Ripple's commitment extends beyond mere expansion plans; the company also aims to strengthen its stablecoin, RLUSD, which launched in late 2023. Garlinghouse suggested RLUSD could enter the ranks of the top five stablecoins by the end of 2025, driven by heavier institutional adoption.
Furthermore, Ripple is exploring partnerships to enhance its international payment solutions. In Portugal, Ripple is implementing systems to facilitate instant transactions between Portugal and Brazil using digital assets. With new partnerships already underway, including collaborations with Revolut and Zero Hash, Ripple seeks to remain competitive against leading stablecoins like USDT and USDC.

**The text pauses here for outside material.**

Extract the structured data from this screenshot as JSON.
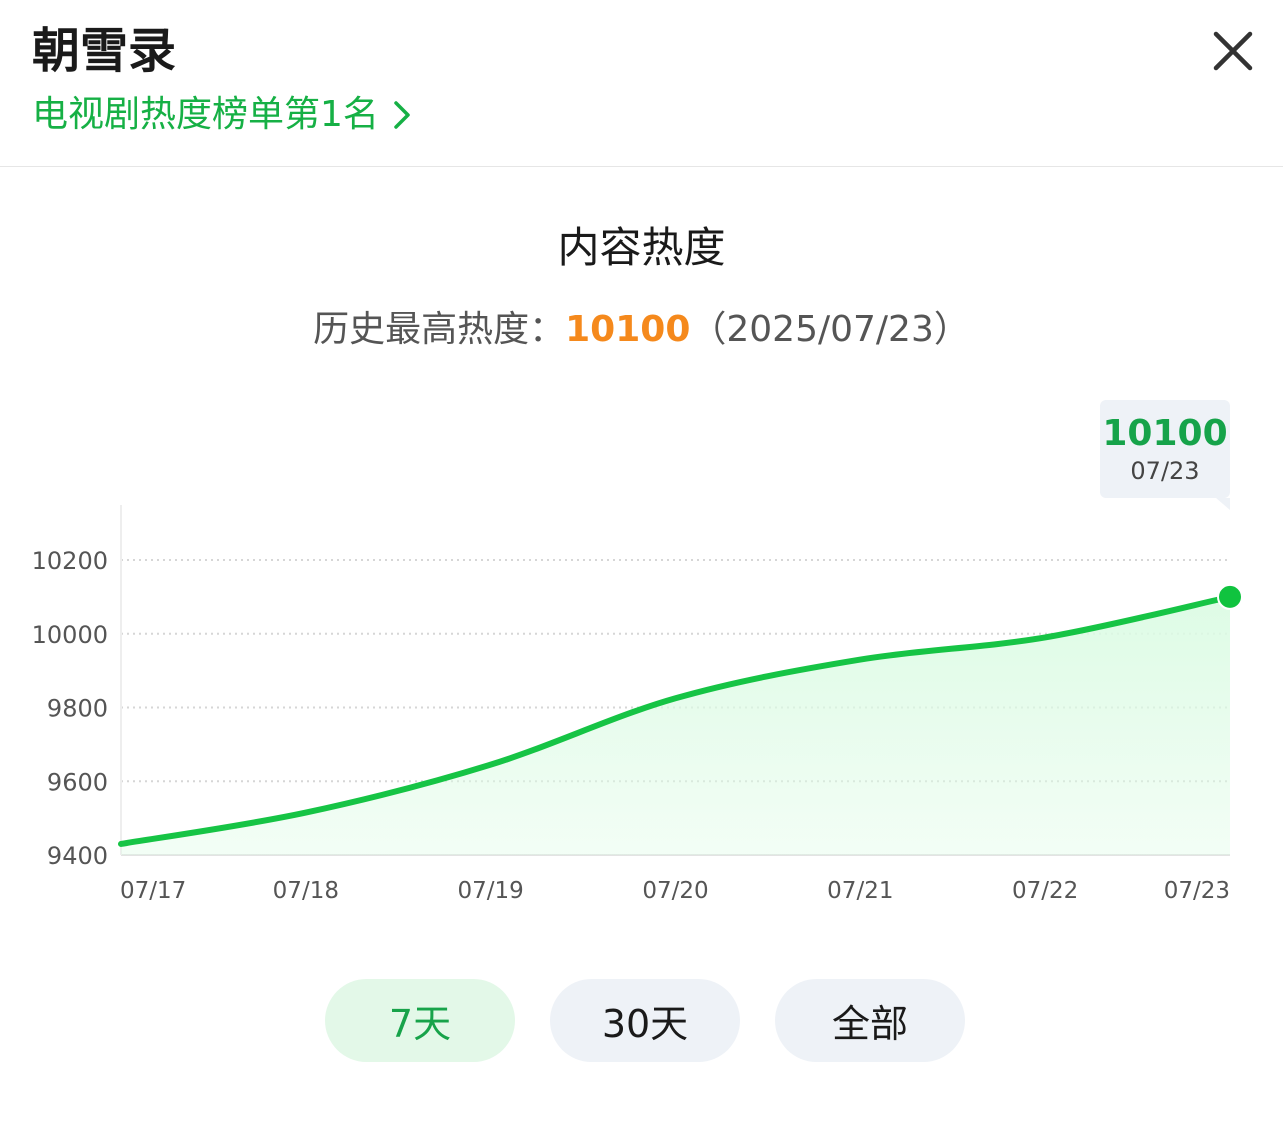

Ultimately, the resolution of Ripple's legal disputes provides both challenges and opportunities for the firm. With plans for acquisitions and the potential for an elevated historical status in the eyes of regulators, Ripple stands at a critical juncture in its journey within the cryptocurrency landscape. As many industry watchers maintain a cautious optimism, the impact of Ripple's legal resolution may continue to shape both its future and the broader crypto market for years to come.